Personal information
- Full name: Walter Edward Nash
- Date of birth: 10 June 1929
- Date of death: 20 June 2024 (aged 95)
- Place of death: Altona, Victoria
- Original team(s): Warragul, Balaclava
- Height: 178 cm (5 ft 10 in)
- Weight: 75 kg (165 lb)

Playing career^{1}
- Years: Club / Games (Goals)
- 1953–54: Hawthorn / 17 (18)
- ^{1} Playing statistics correct to the end of 1954.

Career highlights
- 1949, 1950 leading goalkicker CGFL. 1951, 1952 leading goalkicker WNEFL

= Wally Nash =

Australian rules footballer (1929–2024)

Walter Edward Nash (10 June 1929 – 20 June 2024) was an Australian rules footballer who played with Hawthorn in the Victorian Football League (VFL).
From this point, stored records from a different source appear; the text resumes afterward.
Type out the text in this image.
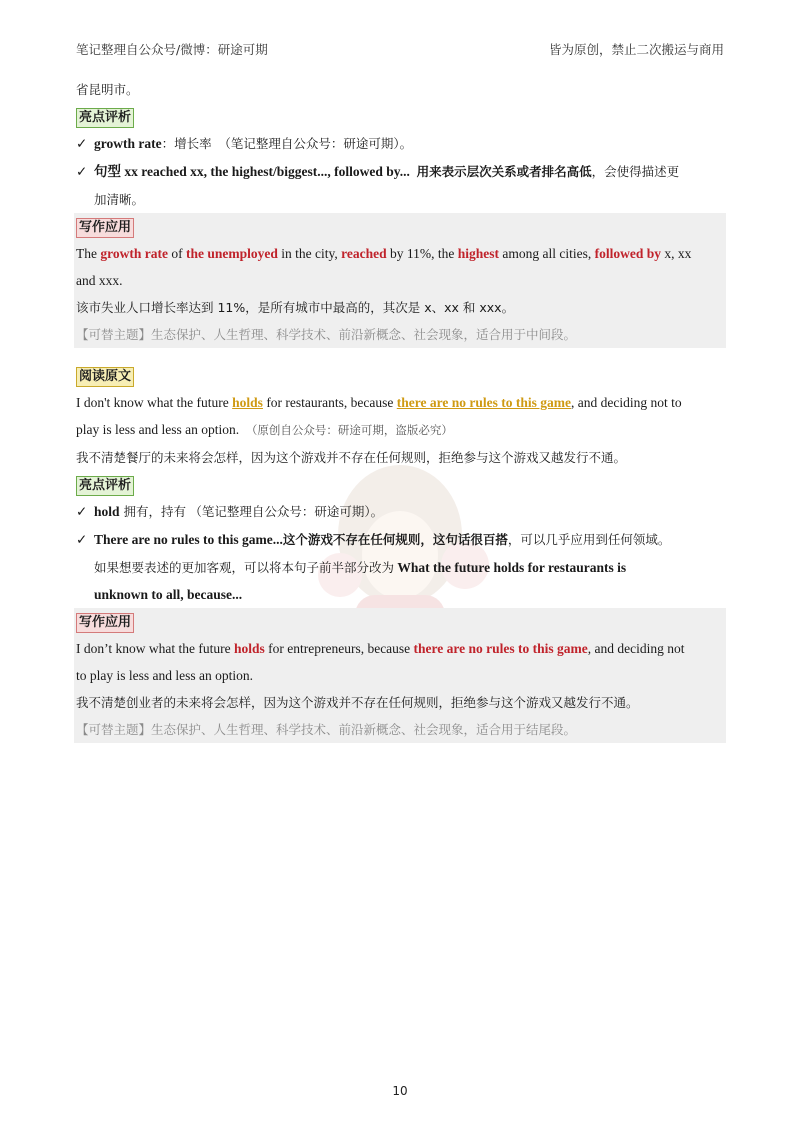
笔记整理自公众号/微博：研途可期	皆为原创，禁止二次搬运与商用
省昆明市。
亮点评析
✓ growth rate：增长率 （笔记整理自公众号：研途可期）。
✓ 句型 xx reached xx, the highest/biggest..., followed by... 用来表示层次关系或者排名高低，会使得描述更
加清晰。
写作应用
The growth rate of the unemployed in the city, reached by 11%, the highest among all cities, followed by x, xx
and xxx.
该市失业人口增长率达到 11%，是所有城市中最高的，其次是 x、xx 和 xxx。
【可替主题】生态保护、人生哲理、科学技术、前沿新概念、社会现象，适合用于中间段。
阅读原文
I don't know what the future holds for restaurants, because there are no rules to this game, and deciding not to
play is less and less an option. （原创自公众号：研途可期，盗版必究）
我不清楚餐厅的未来将会怎样，因为这个游戏并不存在任何规则，拒绝参与这个游戏又越发行不通。
亮点评析
✓ hold 拥有，持有 （笔记整理自公众号：研途可期）。
✓ There are no rules to this game...这个游戏不存在任何规则，这句话很百搭，可以几乎应用到任何领域。
如果想要表述的更加客观，可以将本句子前半部分改为 What the future holds for restaurants is
unknown to all, because...
写作应用
I don’t know what the future holds for entrepreneurs, because there are no rules to this game, and deciding not
to play is less and less an option.
我不清楚创业者的未来将会怎样，因为这个游戏并不存在任何规则，拒绝参与这个游戏又越发行不通。
【可替主题】生态保护、人生哲理、科学技术、前沿新概念、社会现象，适合用于结尾段。
10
Nash began his career as a fifteen year old making his debut with Warragul in the Central Gippsland FL in 1945. He showed great promise as a small forward.

As he matured and grew bigger, Nash was moved to full forward and in 1949 won the CGFL goalkicking with 80 goals. He backed up that effort in 1950 with 89 goals for the season.

In 1951 Nash transferred to Euroa, he topped the goalkicking for the Waranga North East FL both years he played. He kicked 74 and 88 goals respectively. Hawthorn signed him in 1953 where he stayed for three years and played 17 games for 18 goals. A knee injury in early 1955 stopped him from playing.